Post-millennials are old enough to drink. “Anyone born between 1981 and 1996 (ages 22-37 in 2018) will be considered a Millennial, and anyone born from 1997 onward will be part of a new generation,” the Pew Research Center said. The think tank’s definitions for generations are often followed by other researchers and journalists. It sets Generation X from 1965 to 1980 and Baby Boomers from 1946 to 1964. Boomers are the only generation with an official Census Bureau designation.

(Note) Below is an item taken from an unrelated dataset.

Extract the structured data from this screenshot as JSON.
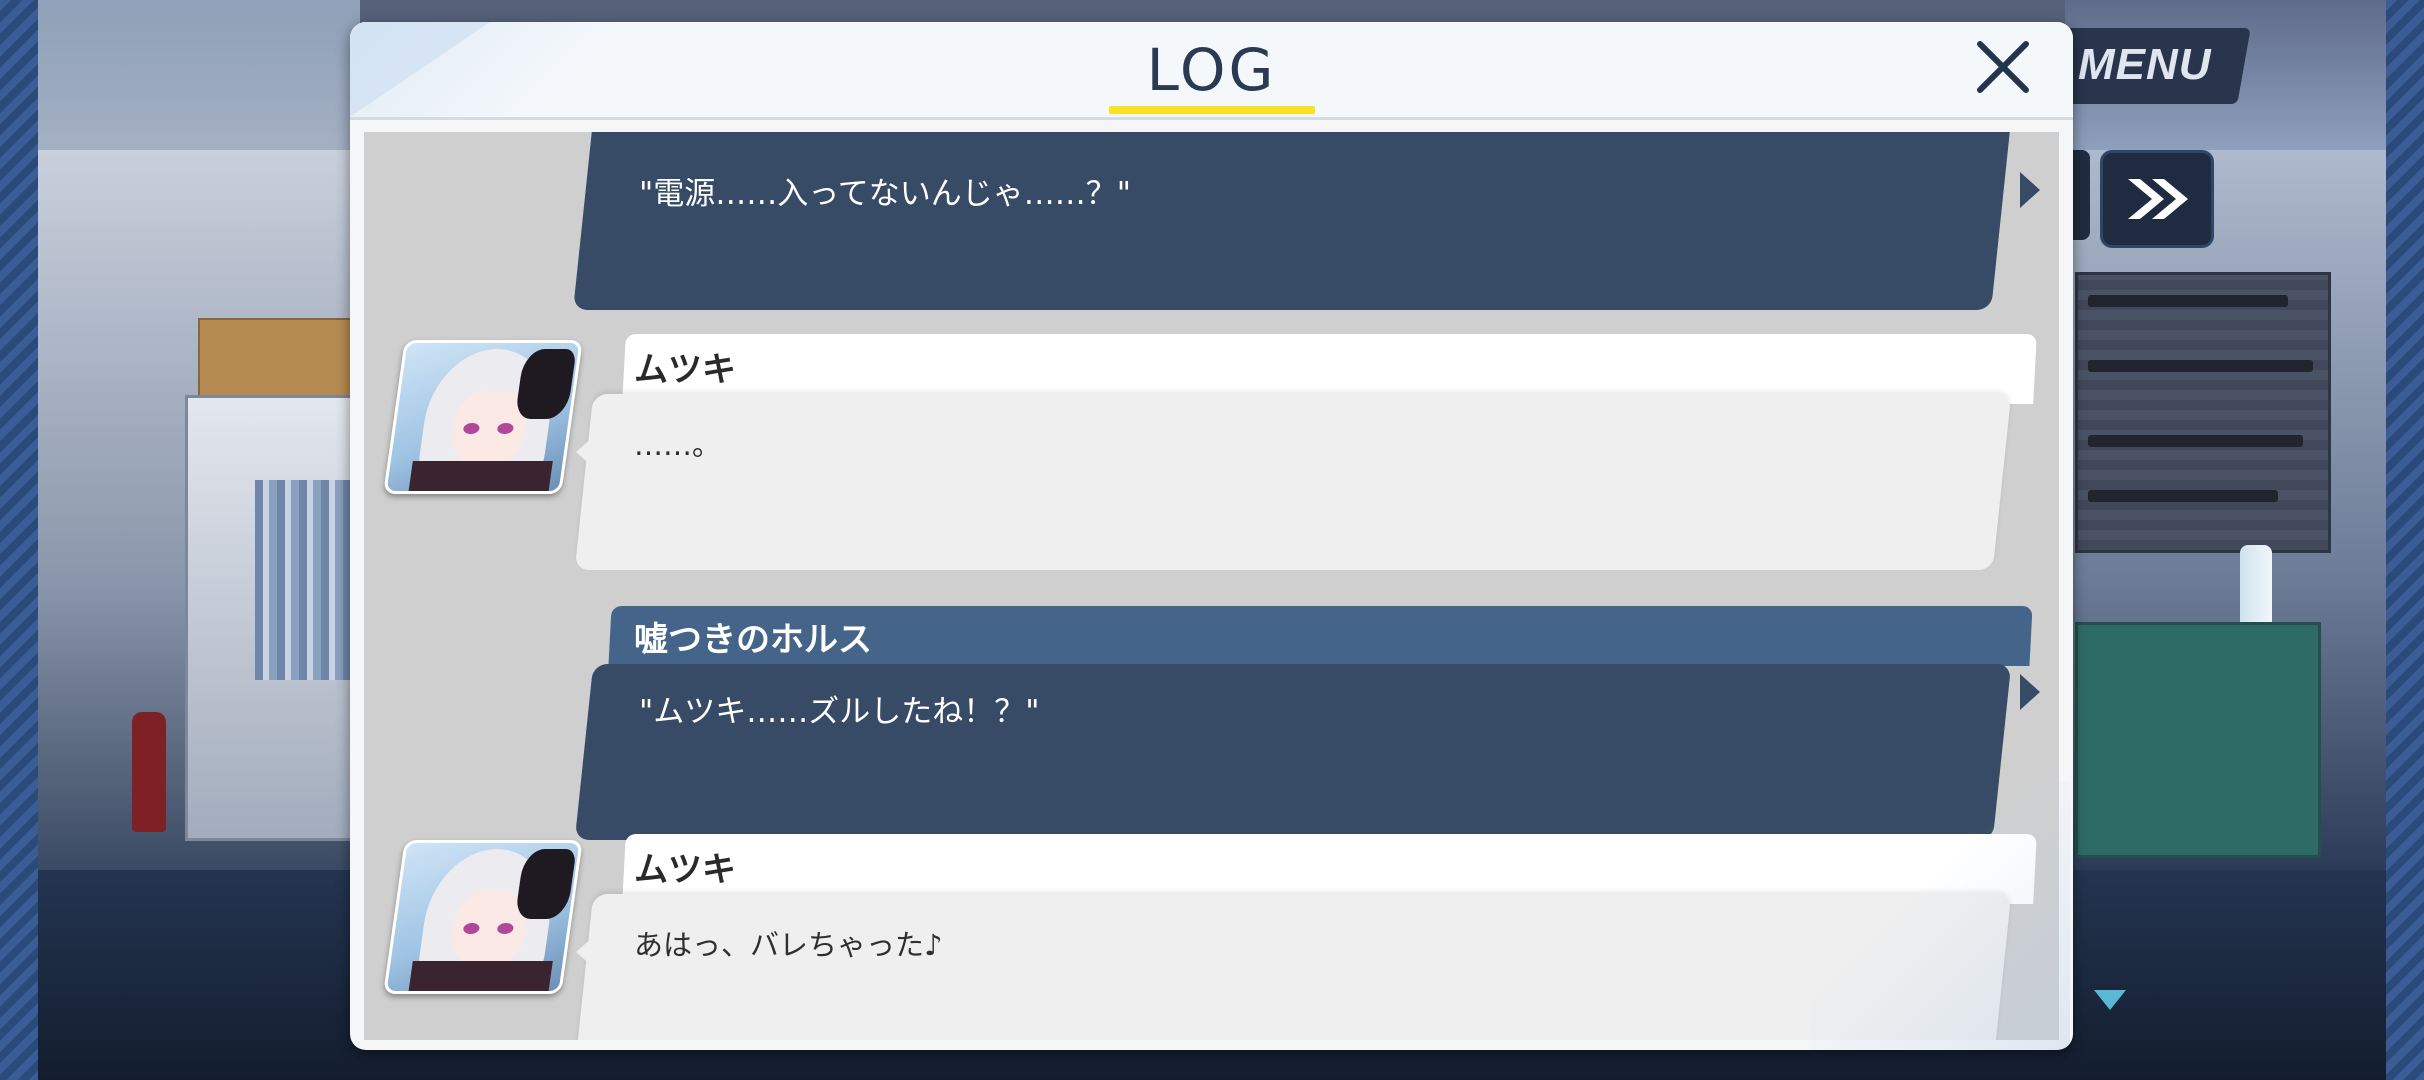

Trade agreements are good economic insurance during an economic downturn. “Uncertainty about foreign income, trade protection and their interaction dampens export investment. This can be mitigated by trade agreements, which are particularly valuable in periods of increased demand volatility,” University of Colorado’s Jeronimo Carballo, University of Michigan’s Kyle Handley and University of Maryland’s Nuno Limão write. They find that the collapse and slow recovery of U.S. exports around the last recession was particularly acute for countries with no trade deal.

UP NEXT

The ADP jobs report for February is out at 8:15 a.m. ET on Wednesday. Economists expect private-sector payrolls to increase 180,000 from the prior month.

The U.S. trade deficit for January is expected to widen to $55.1 billion.

U.S. productivity for the fourth quarter is expected to be revised down to -0.3% from-0.1%.

U.S. consumer credit is due out at 3 p.m. ET.